Entscheidungsstichwort (Thema)
Betriebsprüfung. Bescheid über Beitragsnachforderung muss aus sich selbst heraus verständlich und nachvollziehbar sein. mangelnde Aufzeichnungen des Betriebsprüfers. Beweisnot des Versicherungsträgers
Leitsatz (amtlich)
1. Ein Beitragsbescheid muss für einen um Verständnis bemühten Adressaten ohne spezielle Kenntnis der besonderen Rechtsmaterie aus sich selbst heraus verständlich und nachvollziehbar sein.
2. Eine sich aus mangelnden Aufzeichnungen des Betriebsprüfers ergebende Beweisnot des Versicherungsträgers im Beitragserhebungsverfahren ist unbeachtlich.
Tenor
Die Berufung der Beklagten gegen das Urteil des Sozialgerichts Hamburg vom 31. Oktober 2007 wird zurückgewiesen.
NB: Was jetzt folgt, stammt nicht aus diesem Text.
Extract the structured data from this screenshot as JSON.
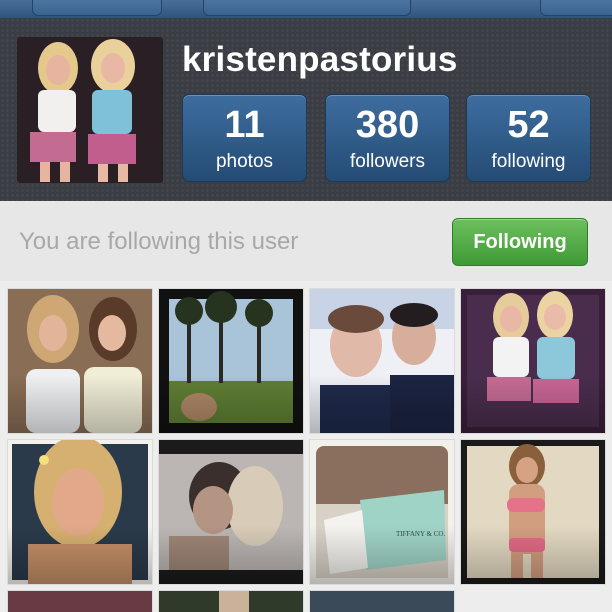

Die Beklagte trägt die Kosten des Verfahrens.
Außergerichtliche Kosten der Beigeladenen sind nicht zu erstatten.
Die Hinzuziehung eines Bevollmächtigten im Vorverfahren war für die Klägerin notwendig.
Die Revision wird nicht zugelassen.
Tatbestand
Die Beteiligten streiten, ob die Klägerin der Beklagten weitere Sozialversicherungsbeiträge schuldet.
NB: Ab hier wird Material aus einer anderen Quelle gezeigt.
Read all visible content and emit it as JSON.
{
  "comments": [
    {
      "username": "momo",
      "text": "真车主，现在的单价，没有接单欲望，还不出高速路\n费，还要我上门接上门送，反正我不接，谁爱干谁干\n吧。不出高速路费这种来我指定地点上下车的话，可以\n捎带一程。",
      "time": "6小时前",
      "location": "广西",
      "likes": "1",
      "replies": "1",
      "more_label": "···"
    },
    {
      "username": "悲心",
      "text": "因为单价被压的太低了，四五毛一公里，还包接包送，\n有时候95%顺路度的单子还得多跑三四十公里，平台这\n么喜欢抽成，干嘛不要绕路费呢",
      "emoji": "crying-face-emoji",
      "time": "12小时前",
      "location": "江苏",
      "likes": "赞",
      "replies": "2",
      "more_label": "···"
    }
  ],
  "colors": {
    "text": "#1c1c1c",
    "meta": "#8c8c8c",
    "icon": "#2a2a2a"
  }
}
Die Beklagte führte am 3. September 2003 bei der Klägerin, die ein zahntechnisches Labor betreibt, eine Betriebsprüfung für die Jahre 1999 bis 2002 durch. Dabei erhielt die Prüferin Einsicht in die sozialversicherungsrechtlich relevanten Geschäftsunterlagen der Klägerin.
Mit Bescheid vom 15. September 2003 forderte die Beklagte gegenüber der Klägerin Sozialversicherungsbeiträge in Höhe von insgesamt 1.864,20 € nach, die sich ergeben sollten aus fehlerhaft behandelten Entgelten für den Beigeladenen zu 3) (R.) sowie von zwei weiteren Bediensteten der Klägerin. In der Begründung des Bescheides heißt es, für die Berechnung der Beiträge seien Provisionen grundsätzlich in dem Lohnabrechnungszeitraum zu berücksichtigen, in dem sie erzielt worden seien. Das ergebe sich aus dem Charakter der Provisionen als laufendes Arbeitsentgelt und der dann anzuwendenden Fälligkeitsvorschrift des § 23 Abs. 1 Viertes Buch Sozialgesetzbuch - Gemeinsame Vorschriften für die Sozialversicherung - ≪SGB IV≫. Provisionen seien dann erzielt, wenn der Anspruch darauf entstanden sei. Die Zuordnung solcher Zahlungen nach diesem Grundsatz habe zur Folge, dass bei verspäteter Auszahlung von Provisionen eine Korrektur der Beitragsberechnung vorzunehmen sei. Da solche Korrekturen mit erheblicher Mehrarbeit verbunden seien, bestünden keine Bedenken, wenn Provisionen, die zwar zeitversetzt, aber monatlich ausgezahlt würden, im Lohnabrechnungszeitraum der Auszahlung zur Beitragsberechnung herangezogen würden. Würden Provisionen in größeren Zeitabständen als monatlich gezahlt und sei eine genaue Aufschlüsselung auf die Monate des Anspruchserwerbs nicht mehr möglich, so sei eine gleichmäßige Aufteilung der Zahlung auf die einzelnen Monate des Anspruchszeitraums zulässig. Lediglich dann, wenn sie ohne Bezug auf bestimmte Lohnabrechnungszeiträume gezahlt würden, seien Provisionen als einmalig gezahltes Arbeitsentgelt im Sinne des § 23 a SGB IV anzusehen. In Einzelfällen seien Provisionen quartalsweise abgerechnet worden. Eine Korrektur der Beitragsberechnung der betroffenen Monate sei nicht vorgenommen worden. Ein Arbeitnehmer habe nach Ablauf eines Jahres eine Provision für das Vorjahr ausgezahlt erhalten. Diese Provision sei nicht als Einmalzahlung, sondern als laufendes Entgelt berücksichtigt worden.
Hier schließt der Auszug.